20Mordechai schreef al deze gebeurtenissen op. Hij stuurde brieven naar de Joden in alle gewesten van koning Ahasveros, zowel dichtbij als veraf. 21Daarin spoorde hij hen aan jaarlijks de veertiende en de vijftiende dag van die maand tot feestdagen uit te roepen. 22Dit waren de dagen waarop de Joden werden verlost van hun vijanden. In deze maand werden rouw en verdriet veranderd in vreugde. De Joden moesten feestvieren, elkaar geschenken sturen en giften geven aan de armen. 23Zij stemden in met Mordechaiʼs voorstel en begonnen deze dagen jaarlijks te vieren. 24Zo hielden zij de herinnering levend aan de tijd waarin de jodenhater Haman, de zoon van de Agagiet Hammedata, zich wilde wreken op de Joden. Hij had het plan beraamd alle Joden te vermoorden op een dag die werd bepaald door het werpen van het lot, ook wel ‘poer’ genoemd. 25De feestdagen hadden ook het doel hen eraan te herinneren dat de koning tegenmaatregelen had genomen. Zodra hem deze zaak ter ore was gekomen, heeft hij schriftelijk bevolen dat Hamans plan op zijn eigen hoofd moest neerkomen. Haman en zijn zonen werden toen opgehangen. 26Daarom wordt dit feest ‘Poerimfeest’ genoemd, naar het Perzische woord ‘poer’, dat het lot werpen betekent. 27Op grond van Mordechaiʼs brief en hun eigen ervaringen stemden alle Joden in het hele rijk ermee in deze traditie in te stellen. Zij namen zich voor deze traditie door te geven aan al hun nakomelingen en aan allen die Joden werden. Zij besloten deze beide dagen, zonder ze ooit over te slaan, elk jaar te vieren. 28Het zou een jaarlijks terugkerende gebeurtenis zijn en van generatie op generatie worden gevierd in elk gezin op het platteland en in de steden. Zo zou de herinnering aan deze gebeurtenis nooit verdwijnen.

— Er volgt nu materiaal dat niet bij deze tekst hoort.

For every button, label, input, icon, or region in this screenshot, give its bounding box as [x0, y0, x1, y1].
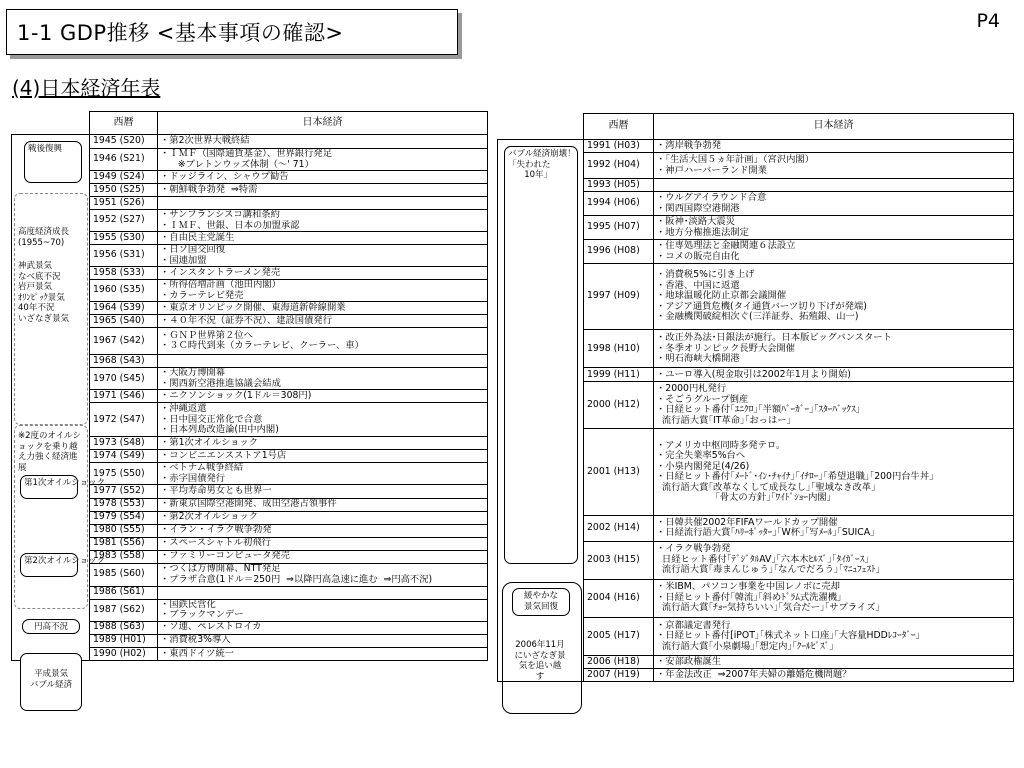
event-cell: ・イラク戦争勃発 日経ヒット番付｢ﾃﾞｼﾞﾀﾙAV｣｢六本木ﾋﾙｽﾞ｣｢ﾀｲｶﾞｰｽ｣ 流行語大賞｢毒まんじゅう｣｢なんでだろう｣｢ﾏﾆｭﾌｪｽﾄ｣ — [654, 541, 1014, 579]
year-cell: 2006 (H18) — [584, 655, 654, 668]
year-cell: 1955 (S30) — [90, 232, 158, 245]
year-cell: 1992 (H04) — [584, 153, 654, 179]
right-timeline-table — [497, 113, 1014, 682]
year-cell: 1986 (S61) — [90, 586, 158, 599]
year-cell: 1970 (S45) — [90, 368, 158, 390]
label-header — [12, 112, 90, 135]
event-cell: ・日韓共催2002年FIFAワールドカップ開催 ・日経流行語大賞｢ﾊﾘｰﾎﾟｯﾀｰ｣｢W杯｣｢写ﾒｰﾙ｣｢SUICA｣ — [654, 515, 1014, 541]
event-cell: ・ＧＮＰ世界第２位へ ・３Ｃ時代到来（カラーテレビ、クーラー、車） — [158, 328, 488, 355]
year-cell: 1983 (S58) — [90, 550, 158, 563]
year-cell: 1999 (H11) — [584, 368, 654, 382]
page-number: P4 — [976, 10, 1000, 32]
year-cell: 2002 (H14) — [584, 515, 654, 541]
year-cell: 1981 (S56) — [90, 537, 158, 550]
event-cell: ・「生活大国５ヵ年計画」（宮沢内閣） ・神戸ハーバーランド開業 — [654, 153, 1014, 179]
event-cell: ・改正外為法･日銀法が施行。日本版ビッグバンスタート ・冬季オリンピック長野大会開催 ・明石海峡大橋開港 — [654, 330, 1014, 368]
section-subtitle: (4)日本経済年表 — [12, 76, 161, 100]
table-row — [498, 140, 1014, 153]
year-cell: 1990 (H02) — [90, 647, 158, 660]
year-cell: 1975 (S50) — [90, 463, 158, 485]
event-cell — [158, 355, 488, 368]
event-cell: ・スペースシャトル初飛行 — [158, 537, 488, 550]
header-row — [498, 114, 1014, 140]
year-cell: 1995 (H07) — [584, 216, 654, 240]
year-cell: 1972 (S47) — [90, 403, 158, 437]
year-cell: 1965 (S40) — [90, 315, 158, 328]
left-timeline-table — [11, 111, 488, 690]
event-cell: ・ベトナム戦争終結 ・赤字国債発行 — [158, 463, 488, 485]
year-cell: 1967 (S42) — [90, 328, 158, 355]
year-cell: 1946 (S21) — [90, 149, 158, 171]
year-cell: 2000 (H12) — [584, 382, 654, 429]
event-cell: ・大阪万博開幕 ・関西新空港推進協議会結成 — [158, 368, 488, 390]
label-moderate-recovery: 緩やかな 景気回復 — [512, 588, 570, 616]
label-bubble-economy: 平成景気 バブル経済 — [20, 653, 82, 711]
event-cell — [654, 179, 1014, 192]
event-cell: ・安部政権誕生 — [654, 655, 1014, 668]
page-title: 1-1 GDP推移 <基本事項の確認> — [17, 21, 344, 45]
year-cell: 1964 (S39) — [90, 302, 158, 315]
label-first-oil-shock: 第1次オイルショック — [20, 475, 78, 499]
label-izanagi-surpass: 2006年11月 にいざなぎ景 気を追い越 す — [514, 640, 566, 682]
label-second-oil-shock: 第2次オイルショック — [20, 553, 78, 577]
year-cell: 1977 (S52) — [90, 485, 158, 498]
event-cell: ・消費税5%に引き上げ ・香港、中国に返還 ・地球温暖化防止京都会議開催 ・アジア通貨危機(タイ通貨バーツ切り下げが発端) ・金融機関破綻相次ぐ(三洋証券、拓殖銀、山一) — [654, 264, 1014, 330]
event-cell: ・米IBM、パソコン事業を中国レノボに売却 ・日経ヒット番付｢韓流｣｢斜めﾄﾞﾗﾑ式洗濯機｣ 流行語大賞｢ﾁｮｰ気持ちいい｣｢気合だー｣｢サプライズ｣ — [654, 579, 1014, 617]
label-yen-appreciation-recession: 円高不況 — [22, 619, 80, 634]
year-header: 西暦 — [90, 112, 158, 135]
period-label-column — [12, 135, 106, 690]
year-cell: 1945 (S20) — [90, 135, 158, 149]
event-cell — [158, 586, 488, 599]
year-cell: 2005 (H17) — [584, 617, 654, 655]
year-cell: 1998 (H10) — [584, 330, 654, 368]
table-row — [12, 135, 488, 149]
year-cell: 1956 (S31) — [90, 245, 158, 267]
event-cell: ・年金法改正 ⇒2007年夫婦の離婚危機問題？ — [654, 668, 1014, 681]
label-oil-shock-note: ※2度のオイルショックを乗り越え力強く経済進展 — [18, 431, 81, 473]
event-cell: ・東京オリンピック開催、東海道新幹線開業 — [158, 302, 488, 315]
event-cell — [158, 197, 488, 210]
event-cell: ・ＩＭＦ（国際通貨基金）、世界銀行発足 ※ブレトンウッズ体制（～' 71） — [158, 149, 488, 171]
label-bubble-collapse: バブル経済崩壊！ 「失われた 10年」 — [504, 146, 578, 564]
title-box — [6, 9, 458, 55]
event-cell: ・ファミリーコンピュータ発売 — [158, 550, 488, 563]
year-cell: 1974 (S49) — [90, 450, 158, 463]
event-cell: ・ニクソンショック(1ドル＝308円) — [158, 390, 488, 403]
year-cell: 1950 (S25) — [90, 184, 158, 197]
event-cell: ・ドッジライン、シャウプ勧告 — [158, 171, 488, 184]
period-label-column — [498, 140, 584, 682]
label-high-growth: 高度経済成長(1955~70) — [18, 227, 70, 248]
event-cell: ・イラン・イラク戦争勃発 — [158, 524, 488, 537]
event-cell: ・消費税3%導入 — [158, 634, 488, 647]
event-cell: ・日ソ国交回復 ・国連加盟 — [158, 245, 488, 267]
event-cell: ・アメリカ中枢同時多発テロ。 ・完全失業率5%台へ ・小泉内閣発足(4/26) ・日経ヒット番付｢ﾒｰﾄﾞ･ｲﾝ･ﾁｬｲﾅ｣｢ｲﾁﾛｰ｣｢希望退職｣｢200円台牛丼｣ 流行語大賞｢改革なくして成長なし｣｢聖域なき改革｣ ｢骨太の方針｣｢ﾜｲﾄﾞｼｮｰ内閣｣ — [654, 429, 1014, 515]
year-cell: 1989 (H01) — [90, 634, 158, 647]
event-cell: ・新東京国際空港開発、成田空港占領事件 — [158, 498, 488, 511]
event-cell: ・コンビニエンスストア1号店 — [158, 450, 488, 463]
event-cell: ・平均寿命男女とも世界一 — [158, 485, 488, 498]
event-cell: ・京都議定書発行 ・日経ヒット番付[iPOT｣｢株式ネット口座｣｢大容量HDDﾚｺｰﾀﾞｰ｣ 流行語大賞｢小泉劇場｣｢想定内｣｢ｸｰﾙﾋﾞｽﾞ｣ — [654, 617, 1014, 655]
year-cell: 1996 (H08) — [584, 240, 654, 264]
event-cell: ・第2次世界大戦終結 — [158, 135, 488, 149]
year-cell: 1949 (S24) — [90, 171, 158, 184]
year-cell: 2007 (H19) — [584, 668, 654, 681]
year-cell: 1987 (S62) — [90, 599, 158, 621]
year-cell: 2001 (H13) — [584, 429, 654, 515]
event-cell: ・東西ドイツ統一 — [158, 647, 488, 660]
label-postwar-recovery: 戦後復興 — [24, 141, 82, 183]
year-cell: 1994 (H06) — [584, 192, 654, 216]
year-cell: 1993 (H05) — [584, 179, 654, 192]
event-cell: ・阪神･淡路大震災 ・地方分権推進法制定 — [654, 216, 1014, 240]
event-cell: ・2000円札発行 ・そごうグループ倒産 ・日経ヒット番付｢ﾕﾆｸﾛ｣｢半額ﾊﾞｰｶﾞｰ｣｢ｽﾀｰﾊﾞｯｸｽ｣ 流行語大賞｢IT革命｣｢おっはー｣ — [654, 382, 1014, 429]
event-cell: ・所得倍増計画（池田内閣） ・カラーテレビ発売 — [158, 280, 488, 302]
year-cell: 1960 (S35) — [90, 280, 158, 302]
event-cell: ・国鉄民営化 ・ブラックマンデー — [158, 599, 488, 621]
label-booms: 神武景気 なべ底不況 岩戸景気 ｵﾘﾝﾋﾟｯｸ景気 40年不況 いざなぎ景気 — [18, 261, 70, 324]
recovery-bracket — [502, 582, 582, 714]
year-cell: 1979 (S54) — [90, 511, 158, 524]
year-cell: 1980 (S55) — [90, 524, 158, 537]
year-cell: 1971 (S46) — [90, 390, 158, 403]
year-cell: 1978 (S53) — [90, 498, 158, 511]
event-cell: ・ソ連、ペレストロイカ — [158, 621, 488, 634]
year-cell: 1973 (S48) — [90, 437, 158, 450]
event-cell: ・サンフランシスコ講和条約 ・ＩＭＦ、世銀、日本の加盟承認 — [158, 210, 488, 232]
year-cell: 2003 (H15) — [584, 541, 654, 579]
year-cell: 1997 (H09) — [584, 264, 654, 330]
event-cell: ・沖縄返還 ・日中国交正常化で合意 ・日本列島改造論(田中内閣) — [158, 403, 488, 437]
year-cell: 1991 (H03) — [584, 140, 654, 153]
label-header — [498, 114, 584, 140]
event-cell: ・住専処理法と金融関連６法設立 ・コメの販売自由化 — [654, 240, 1014, 264]
year-cell: 1951 (S26) — [90, 197, 158, 210]
event-cell: ・ウルグアイラウンド合意 ・関西国際空港開港 — [654, 192, 1014, 216]
event-cell: ・自由民主党誕生 — [158, 232, 488, 245]
event-cell: ・第1次オイルショック — [158, 437, 488, 450]
event-cell: ・湾岸戦争勃発 — [654, 140, 1014, 153]
event-cell: ・インスタントラーメン発売 — [158, 267, 488, 280]
event-cell: ・朝鮮戦争勃発 ⇒特需 — [158, 184, 488, 197]
event-header: 日本経済 — [654, 114, 1014, 140]
event-header: 日本経済 — [158, 112, 488, 135]
event-cell: ・つくば万博開幕、NTT発足 ・プラザ合意(1ドル＝250円 ⇒以降円高急速に進む ⇒円高不況) — [158, 563, 488, 586]
year-header: 西暦 — [584, 114, 654, 140]
year-cell: 1985 (S60) — [90, 563, 158, 586]
year-cell: 2004 (H16) — [584, 579, 654, 617]
year-cell: 1958 (S33) — [90, 267, 158, 280]
event-cell: ・ユーロ導入(現金取引は2002年1月より開始) — [654, 368, 1014, 382]
year-cell: 1952 (S27) — [90, 210, 158, 232]
header-row — [12, 112, 488, 135]
year-cell: 1968 (S43) — [90, 355, 158, 368]
event-cell: ・４０年不況（証券不況）、建設国債発行 — [158, 315, 488, 328]
year-cell: 1988 (S63) — [90, 621, 158, 634]
event-cell: ・第2次オイルショック — [158, 511, 488, 524]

29Ondertussen had koningin Esther samen met de Jood Mordechai een brief geschreven. Daarin betuigde Esther haar volledige steun aan Mordechaiʼs eerste brief, waarin het Poerimfeest werd ingesteld. 30Bovendien werden brieven gestuurd naar alle Joden in de honderdzevenentwintig gewesten van Ahasverosʼ rijk. Zij kregen de beste wensen 31en de aansporing op deze twee dagen het Poerimfeest te vieren, zoals Mordechai en Esther hadden bepaald. De Joden hadden zelf al besloten deze traditie in ere te houden als een tijd van vasten en gebed.

32Esthers bevel bevestigde dus deze Poerimgebruiken. Het bevel werd in het wetboek opgeschreven.